There was no drama as far as the outcome of the game. The Tigers, who scored two runs or fewer in five of Verlander’s last six starts, broke out the boom sticks against Angels lefty Hector Santiago.

Nick Castellanos hit his 15th homer of the season in the second inning, a 423-foot shot beyond the visitors’ bullpen in left-center. It was his 11th home run since July 6.

Miguel Cabrera (17th) and J.D. Martinez (34th) hit two-run homers in the fifth.

“We needed this,” Ausmus said. “We’d been struggling, losing five straight. We absolutely needed this.”

Verlander’s two no-hitters were borne more from raw power. This one-hitter was more clinical. He established a good, firm fastball right from the start. He was hitting 94 mph in the first inning and didn’t decelerate.

But he was putting it on the corners and he was moving it up and down. He also expertly mixed in sliders, change-ups and tantalizing slow curves. He got Ryan Jackson to hit into a double play with a curveball. He got Erick Aybar to hit into a double play in the eighth off a change-up.

It was the first change-up Aybar had seen from him in three at-bats.

“I was able to locate my fastball and pitch him a different way,” Verlander said. “I was able to hold some pitches back that guys hadn’t seen all night.”

And like the Verlander of 2007 and 2011, his fastball gained velocity in the later innings. He was throwing 96 and 97 mph strikes in the eighth and ninth.

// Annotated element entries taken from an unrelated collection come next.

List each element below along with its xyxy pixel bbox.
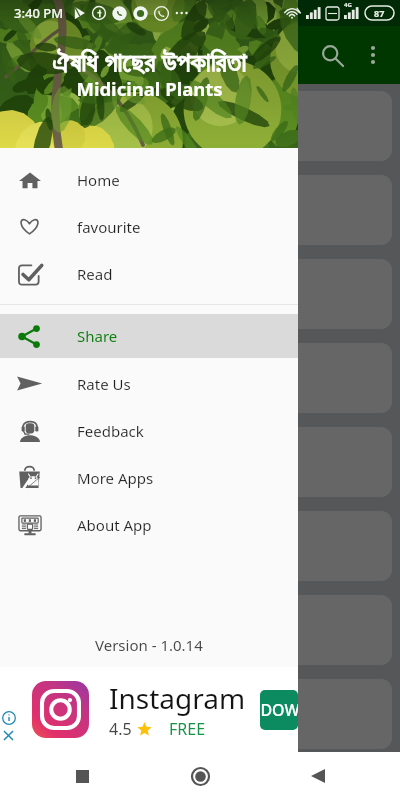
button[interactable]: Search — [310, 33, 354, 77]
staticText: Home — [77, 170, 120, 190]
button[interactable]: Share — [0, 314, 298, 358]
button[interactable]: More Apps — [0, 454, 298, 501]
staticText: More Apps — [77, 468, 154, 488]
button[interactable]: DOWNLOAD — [260, 690, 298, 730]
button[interactable]: Recents — [60, 754, 104, 798]
button[interactable]: favourite — [0, 203, 298, 250]
button[interactable] — [8, 763, 392, 800]
button[interactable] — [8, 511, 392, 581]
button[interactable] — [8, 343, 392, 413]
button[interactable] — [8, 91, 392, 161]
button[interactable]: Feedback — [0, 407, 298, 454]
staticText: 3:40 PM — [14, 4, 64, 22]
staticText: DOWNLOAD — [260, 699, 298, 721]
staticText: Midicinal Plants — [76, 76, 223, 101]
staticText: ঐষধি গাছের উপকারিতা — [52, 43, 246, 80]
staticText: Share — [77, 326, 118, 346]
button[interactable]: More options — [354, 36, 392, 74]
button[interactable]: Rate Us — [0, 360, 298, 407]
staticText: About App — [77, 515, 152, 535]
button[interactable] — [8, 679, 392, 749]
button[interactable]: About App — [0, 501, 298, 548]
staticText: 4G — [344, 1, 352, 9]
staticText: Read — [77, 264, 113, 284]
button[interactable] — [8, 259, 392, 329]
button[interactable] — [8, 595, 392, 665]
button[interactable]: Home — [0, 156, 298, 203]
button[interactable]: Home — [178, 754, 222, 798]
staticText: favourite — [77, 217, 141, 237]
staticText: Instagram — [109, 679, 246, 717]
button[interactable]: Read — [0, 250, 298, 297]
staticText: FREE — [169, 718, 206, 740]
button[interactable]: Back — [296, 754, 340, 798]
staticText: Feedback — [77, 421, 144, 441]
button[interactable] — [8, 427, 392, 497]
staticText: 4.5 — [109, 718, 132, 740]
button[interactable] — [8, 175, 392, 245]
staticText: Version - 1.0.14 — [95, 635, 203, 655]
staticText: Rate Us — [77, 374, 131, 394]
staticText: 87 — [374, 7, 385, 19]
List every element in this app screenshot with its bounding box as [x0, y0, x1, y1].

“I’ve put in a lot of work,” Verlander said. “I felt great in spring training and then going on the DL for two months for the first time in my career, at a time when I was feeling as good as I had in years — that was tough.

“But I could kind of see it coming. I was starting to feel better, getting swings and misses, seeing guys reacting to my pitches the way I like to see it. It feels great.”

Verlander, who has allowed one earned run or less in six of his last seven starts, said he never doubted he would get back to this level of dominance and he never listened to the naysayers who said his best days were behind him.

“You can’t,” he said. “Just be positive in yourself and believe in yourself. That’s what I’ve done my entire career. … I’m not saying it was easy. It’s a grind, it’s a grind mentally. For most guys, their careers have peaks and valleys.

“And it’s not easy to stay strong mentally when things aren’t going your way. But you have to do it.”

And on nights like Wednesday, you get to stand at the top of the mountain again.